Audiência pública discute situação de feirantes e quiosqueiros no DF
Audiência pública discute situação de feirantes e quiosqueiros no DF

A Câmara Legislativa realizou hoje (20) audiência pública para tratar do reajuste de taxas cobradas de feirantes e quiosqueiros no Distrito Federal. A iniciativa partiu do deputado Raimundo Ribeiro (PPS), que criticou a forma como os pequenos comerciantes são tratados pelo governo. "Os decretos que estabelecem os reajustes não passaram por esta Casa. São reajustes muito acima dos índices de inflação, o que é mais um absurdo deste governo", reclamou.
A comerciante Júlia, da Associação dos Quiosqueiros do DF, enfatizou que os decretos não foram discutidos com a categoria. "Cada comerciante deve pagar o que for justo. Nós não temos condições de pagar taxas absurdas que foram decididas sem que os quiosqueiros fossem ouvidos", afirmou. Júlia lembrou que "quiosque também é patrimônio tombado, pois estão aqui desde a fundação de Brasília".
Representando a Agência de Fiscalização do DF (Agefis), Ricardo Araújo garantiu que o órgão apenas cumpre as determinações legais. "A Agefis está cumprindo a determinação do governo de acabar com o comércio irregular nos grandes centros do DF. Nosso trabalho consiste em coibir o comércio ambulante e cobrar taxas exigidas por lei. Sabemos que nem todos os ambulantes são criminosos, mas cumprimos a lei com igual rigor para todos", explicou. Ricardo Araújo também fez considerações sobre as taxas cobradas de feirantes e quiosqueiros. "Muitos feirantes reclamam hoje que as taxas são altas, mas na verdade as taxas são de baixo valor. O problema é que vários feirantes foram negligentes e nunca pagaram as taxas, o que gerou uma dívida atrasada", apontou.
A posição da Agefis foi criticada por Raimundo Ribeiro. "Eu já vi a Agefis ignorar decisão judicial, portanto não podem alegar que apenas cumprem a lei.

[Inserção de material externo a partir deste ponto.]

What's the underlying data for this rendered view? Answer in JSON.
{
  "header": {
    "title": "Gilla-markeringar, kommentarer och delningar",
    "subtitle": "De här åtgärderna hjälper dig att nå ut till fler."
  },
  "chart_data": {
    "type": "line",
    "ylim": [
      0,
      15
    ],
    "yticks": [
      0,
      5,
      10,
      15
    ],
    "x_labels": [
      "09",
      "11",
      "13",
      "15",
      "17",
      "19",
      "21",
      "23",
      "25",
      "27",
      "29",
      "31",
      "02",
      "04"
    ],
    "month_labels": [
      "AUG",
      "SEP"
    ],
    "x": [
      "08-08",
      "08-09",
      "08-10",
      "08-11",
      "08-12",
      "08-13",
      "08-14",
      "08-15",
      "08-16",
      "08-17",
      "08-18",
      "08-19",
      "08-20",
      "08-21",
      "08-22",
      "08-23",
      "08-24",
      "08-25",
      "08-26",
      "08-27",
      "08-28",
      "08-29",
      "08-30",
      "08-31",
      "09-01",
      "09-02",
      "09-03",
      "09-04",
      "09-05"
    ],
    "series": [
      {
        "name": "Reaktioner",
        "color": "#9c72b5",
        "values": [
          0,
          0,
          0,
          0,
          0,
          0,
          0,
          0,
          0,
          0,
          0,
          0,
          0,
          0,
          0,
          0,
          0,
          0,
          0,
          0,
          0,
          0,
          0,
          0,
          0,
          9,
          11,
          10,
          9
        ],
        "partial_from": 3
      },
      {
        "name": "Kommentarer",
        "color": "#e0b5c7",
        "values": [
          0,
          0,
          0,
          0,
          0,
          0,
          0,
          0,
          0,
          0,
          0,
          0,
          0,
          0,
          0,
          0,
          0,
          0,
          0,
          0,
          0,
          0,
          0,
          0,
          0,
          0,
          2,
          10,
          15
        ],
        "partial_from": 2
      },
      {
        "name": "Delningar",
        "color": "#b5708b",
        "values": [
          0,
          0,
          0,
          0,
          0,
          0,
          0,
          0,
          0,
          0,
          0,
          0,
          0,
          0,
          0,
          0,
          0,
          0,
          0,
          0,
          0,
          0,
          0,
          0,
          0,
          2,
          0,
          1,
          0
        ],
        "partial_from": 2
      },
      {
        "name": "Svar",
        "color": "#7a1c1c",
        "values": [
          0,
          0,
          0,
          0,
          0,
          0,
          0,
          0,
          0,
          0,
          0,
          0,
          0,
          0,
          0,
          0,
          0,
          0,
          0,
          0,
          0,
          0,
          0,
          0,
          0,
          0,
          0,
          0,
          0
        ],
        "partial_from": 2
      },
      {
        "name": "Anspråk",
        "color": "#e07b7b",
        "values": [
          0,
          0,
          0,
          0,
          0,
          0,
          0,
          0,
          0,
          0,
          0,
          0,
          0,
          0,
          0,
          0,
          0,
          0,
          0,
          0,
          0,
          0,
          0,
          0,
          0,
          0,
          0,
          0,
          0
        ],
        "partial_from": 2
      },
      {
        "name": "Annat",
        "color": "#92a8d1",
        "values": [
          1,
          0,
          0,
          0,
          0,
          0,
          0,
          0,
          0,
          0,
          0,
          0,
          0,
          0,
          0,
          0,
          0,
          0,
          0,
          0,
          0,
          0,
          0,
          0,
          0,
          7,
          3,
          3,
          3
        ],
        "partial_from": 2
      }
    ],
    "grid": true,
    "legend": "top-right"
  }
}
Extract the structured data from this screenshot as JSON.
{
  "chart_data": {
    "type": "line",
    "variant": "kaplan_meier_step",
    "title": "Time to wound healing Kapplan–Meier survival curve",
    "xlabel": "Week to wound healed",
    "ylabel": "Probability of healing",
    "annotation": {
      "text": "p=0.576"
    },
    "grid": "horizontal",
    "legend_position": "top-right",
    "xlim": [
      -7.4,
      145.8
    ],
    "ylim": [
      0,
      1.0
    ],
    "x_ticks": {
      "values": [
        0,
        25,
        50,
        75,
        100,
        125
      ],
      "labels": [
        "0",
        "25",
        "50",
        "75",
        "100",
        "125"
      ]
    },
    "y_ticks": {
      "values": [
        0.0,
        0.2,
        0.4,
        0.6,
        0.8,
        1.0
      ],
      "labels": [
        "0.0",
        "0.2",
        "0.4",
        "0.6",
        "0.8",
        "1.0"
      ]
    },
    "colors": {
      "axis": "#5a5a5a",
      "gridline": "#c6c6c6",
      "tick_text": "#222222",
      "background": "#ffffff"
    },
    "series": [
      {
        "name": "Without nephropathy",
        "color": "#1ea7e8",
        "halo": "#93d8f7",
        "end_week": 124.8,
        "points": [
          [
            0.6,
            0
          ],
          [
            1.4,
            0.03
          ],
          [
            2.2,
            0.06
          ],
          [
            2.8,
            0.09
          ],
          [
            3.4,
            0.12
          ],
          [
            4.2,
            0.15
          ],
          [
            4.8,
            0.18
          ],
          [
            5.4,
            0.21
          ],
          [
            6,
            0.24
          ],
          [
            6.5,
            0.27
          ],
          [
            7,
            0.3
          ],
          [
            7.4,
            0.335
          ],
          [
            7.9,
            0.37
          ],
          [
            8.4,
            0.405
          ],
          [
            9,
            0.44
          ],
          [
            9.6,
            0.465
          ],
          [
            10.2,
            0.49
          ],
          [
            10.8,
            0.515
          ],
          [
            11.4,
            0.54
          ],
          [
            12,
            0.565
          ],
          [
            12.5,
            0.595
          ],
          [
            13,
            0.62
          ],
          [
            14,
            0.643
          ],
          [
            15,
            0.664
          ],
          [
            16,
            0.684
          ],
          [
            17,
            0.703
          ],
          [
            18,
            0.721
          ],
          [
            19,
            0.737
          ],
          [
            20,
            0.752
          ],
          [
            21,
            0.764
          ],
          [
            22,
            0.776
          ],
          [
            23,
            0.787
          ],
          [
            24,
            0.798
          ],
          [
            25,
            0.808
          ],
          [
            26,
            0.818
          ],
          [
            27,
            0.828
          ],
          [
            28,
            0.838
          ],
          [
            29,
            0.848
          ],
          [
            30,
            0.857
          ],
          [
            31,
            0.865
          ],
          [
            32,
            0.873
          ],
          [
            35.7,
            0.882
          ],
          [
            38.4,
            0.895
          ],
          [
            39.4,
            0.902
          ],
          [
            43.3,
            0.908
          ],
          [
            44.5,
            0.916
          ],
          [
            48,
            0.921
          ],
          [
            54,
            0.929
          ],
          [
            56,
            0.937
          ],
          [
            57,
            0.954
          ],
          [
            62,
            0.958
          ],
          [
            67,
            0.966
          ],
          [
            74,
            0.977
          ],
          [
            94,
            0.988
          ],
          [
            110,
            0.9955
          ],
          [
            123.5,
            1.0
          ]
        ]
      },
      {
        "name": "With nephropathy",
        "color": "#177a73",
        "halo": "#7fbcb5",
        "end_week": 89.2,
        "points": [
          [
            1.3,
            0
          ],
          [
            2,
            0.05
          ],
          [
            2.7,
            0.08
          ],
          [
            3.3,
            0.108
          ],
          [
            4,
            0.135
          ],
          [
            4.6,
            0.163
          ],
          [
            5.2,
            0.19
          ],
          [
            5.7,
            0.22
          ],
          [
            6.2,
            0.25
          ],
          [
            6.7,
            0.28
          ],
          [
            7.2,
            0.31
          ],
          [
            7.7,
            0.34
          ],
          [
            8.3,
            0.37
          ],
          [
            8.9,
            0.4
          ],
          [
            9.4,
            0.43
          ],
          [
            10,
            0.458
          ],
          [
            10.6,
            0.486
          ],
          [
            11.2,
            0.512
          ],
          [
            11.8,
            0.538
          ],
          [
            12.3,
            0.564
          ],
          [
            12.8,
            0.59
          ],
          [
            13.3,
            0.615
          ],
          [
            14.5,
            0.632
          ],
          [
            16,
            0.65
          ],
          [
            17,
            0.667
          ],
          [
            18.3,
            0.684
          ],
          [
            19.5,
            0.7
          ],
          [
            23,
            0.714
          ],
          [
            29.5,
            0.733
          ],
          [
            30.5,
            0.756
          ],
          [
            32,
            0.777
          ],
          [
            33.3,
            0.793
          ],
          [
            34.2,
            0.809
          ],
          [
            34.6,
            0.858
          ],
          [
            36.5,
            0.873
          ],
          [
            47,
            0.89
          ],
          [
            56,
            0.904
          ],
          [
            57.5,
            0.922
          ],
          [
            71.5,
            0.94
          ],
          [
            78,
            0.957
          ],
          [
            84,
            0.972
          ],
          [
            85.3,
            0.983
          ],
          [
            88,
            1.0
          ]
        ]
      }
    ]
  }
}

O fato é que a Agefis abusa do poder que lhe foi conferido. A fiscalização serve para melhorar o comércio, não para perseguir trabalhadores", afirmou. Ao final da audiência, os representantes dos comerciantes solicitaram ao governo a revogação do decreto e a elaboração de um novo regulamento em conjunto com os feirantes e quiosqueiros.